Balance of power shifts in Nepal
The four major political parties in Nepal agreed on Monday to handover reins of government to Khil Raj Regmi—the incumbent Supreme Court chief justice. Though a formal agreement is awaited, the move demonstrates a shift in balance of power towards the judiciary.
Lack of consensus among the parties on ways to end the nine-month old constitutional and political crisis that began with dissolution of the Constituent Assembly in May last year was the prime reason behind this temporary but significant tilting of scales.
Unable to agree on which party would head the unity government entrusted with responsibility of conducting the next parliamentary elections, parties agreed on handing over their power to Regmi as suggested first by ruling Maoists during their convention earlier this month.
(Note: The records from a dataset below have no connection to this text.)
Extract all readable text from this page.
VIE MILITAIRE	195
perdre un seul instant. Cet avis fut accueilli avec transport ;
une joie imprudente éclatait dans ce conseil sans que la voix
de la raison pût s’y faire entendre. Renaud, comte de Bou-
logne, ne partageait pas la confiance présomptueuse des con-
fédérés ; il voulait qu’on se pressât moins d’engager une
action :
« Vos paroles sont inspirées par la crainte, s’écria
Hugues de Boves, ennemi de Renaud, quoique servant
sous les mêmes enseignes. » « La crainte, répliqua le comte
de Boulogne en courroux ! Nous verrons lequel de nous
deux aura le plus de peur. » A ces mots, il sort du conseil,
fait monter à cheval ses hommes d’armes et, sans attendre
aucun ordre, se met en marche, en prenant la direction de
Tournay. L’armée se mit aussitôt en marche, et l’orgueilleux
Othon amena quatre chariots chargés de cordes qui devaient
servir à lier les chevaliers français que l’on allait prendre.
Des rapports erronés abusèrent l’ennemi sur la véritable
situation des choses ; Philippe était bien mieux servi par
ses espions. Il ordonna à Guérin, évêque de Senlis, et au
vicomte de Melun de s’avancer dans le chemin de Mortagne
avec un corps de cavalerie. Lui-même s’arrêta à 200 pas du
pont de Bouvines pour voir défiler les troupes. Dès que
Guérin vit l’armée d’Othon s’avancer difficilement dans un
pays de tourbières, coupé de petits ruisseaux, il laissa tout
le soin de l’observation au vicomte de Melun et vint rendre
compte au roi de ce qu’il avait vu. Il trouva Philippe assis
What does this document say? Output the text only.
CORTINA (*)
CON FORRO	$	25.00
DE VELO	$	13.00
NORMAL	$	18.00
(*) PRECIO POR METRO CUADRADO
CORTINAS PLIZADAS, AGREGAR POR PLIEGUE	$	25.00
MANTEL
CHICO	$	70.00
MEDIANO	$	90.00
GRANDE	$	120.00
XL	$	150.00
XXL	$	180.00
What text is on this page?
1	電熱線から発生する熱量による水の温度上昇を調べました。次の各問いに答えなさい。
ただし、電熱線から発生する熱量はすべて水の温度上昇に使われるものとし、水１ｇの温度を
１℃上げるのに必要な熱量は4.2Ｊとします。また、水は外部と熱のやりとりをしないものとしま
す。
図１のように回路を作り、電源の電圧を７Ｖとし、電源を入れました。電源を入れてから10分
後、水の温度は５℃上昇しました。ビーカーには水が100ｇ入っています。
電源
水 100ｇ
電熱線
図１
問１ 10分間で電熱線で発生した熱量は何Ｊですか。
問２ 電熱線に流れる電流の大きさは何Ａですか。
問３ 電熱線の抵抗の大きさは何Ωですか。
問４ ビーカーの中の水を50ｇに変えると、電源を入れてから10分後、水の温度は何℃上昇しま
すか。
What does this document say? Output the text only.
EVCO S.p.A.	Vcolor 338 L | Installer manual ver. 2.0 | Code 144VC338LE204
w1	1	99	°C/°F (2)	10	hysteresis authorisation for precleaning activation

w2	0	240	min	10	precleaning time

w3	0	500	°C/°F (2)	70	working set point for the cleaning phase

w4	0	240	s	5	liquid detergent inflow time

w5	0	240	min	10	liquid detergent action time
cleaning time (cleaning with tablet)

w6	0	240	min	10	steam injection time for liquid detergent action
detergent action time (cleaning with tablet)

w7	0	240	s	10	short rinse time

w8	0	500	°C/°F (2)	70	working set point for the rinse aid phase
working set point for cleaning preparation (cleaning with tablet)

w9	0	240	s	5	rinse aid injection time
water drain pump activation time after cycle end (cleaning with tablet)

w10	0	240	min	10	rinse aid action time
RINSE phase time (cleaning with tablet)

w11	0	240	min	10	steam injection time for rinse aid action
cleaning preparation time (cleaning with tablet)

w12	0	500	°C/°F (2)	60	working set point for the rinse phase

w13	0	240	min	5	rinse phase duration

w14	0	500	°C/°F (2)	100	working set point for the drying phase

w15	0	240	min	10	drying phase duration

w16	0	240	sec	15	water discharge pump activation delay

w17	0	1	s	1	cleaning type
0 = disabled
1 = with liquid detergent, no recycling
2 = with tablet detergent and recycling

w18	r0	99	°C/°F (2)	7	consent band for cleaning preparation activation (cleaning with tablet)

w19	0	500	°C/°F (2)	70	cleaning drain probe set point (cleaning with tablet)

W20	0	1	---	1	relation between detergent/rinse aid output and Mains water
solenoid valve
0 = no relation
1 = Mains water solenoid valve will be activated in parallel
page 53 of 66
To ensure Regmi’s elevation as the country’s chief executive is brief the parties have agreed on certain measures.
First, Regmi would stop discharging duties as the chief justice once he becomes the chief executive.
The senior most Supreme Court justice is likely to be handed that position till Regmi rejoins after completing his task, i.e. conduct elections within June 5.
Instead of a government Regmi would lead an 11-member interim council of ministers. And though he would conduct all functions entrusted to the Prime Minister, he would be called chairman. The ministers to be selected by Regmi would not be affiliated to any political party.
If the interim council fails to hold elections within the stipulated date, a high level political committee would recommend to the President another person as the new chief within 15 days after expiry of the June 5 deadline.
But despite these provisions there is fear that the shift may not be the magic formula to end the ongoing crisis. The move to appoint Regmi has already seen opposition from parties not included in deliberations, legal experts and civil society leaders.
Nepal’s interim constitution doesn’t allow a sitting or retired judge to hold office of the chief executive and many say that such a move would be against basic tenets of democracy, rule of law and separation of powers between the executive and judiciary.
Some allege the move could be another instance of New Delhi’s interference while others feel it could be the outcome of some secret understanding between the Maoist leadership and Regmi. Still others see it as a Maoist attempt to weaken constitutional bodies.
It remains to be seen what will be the result of the new experiment. But till there’s positive outcome (elections on time and formation of a new government elected by voters) political players will remain the supporting cast in Nepal’s seemingly unending soap opera.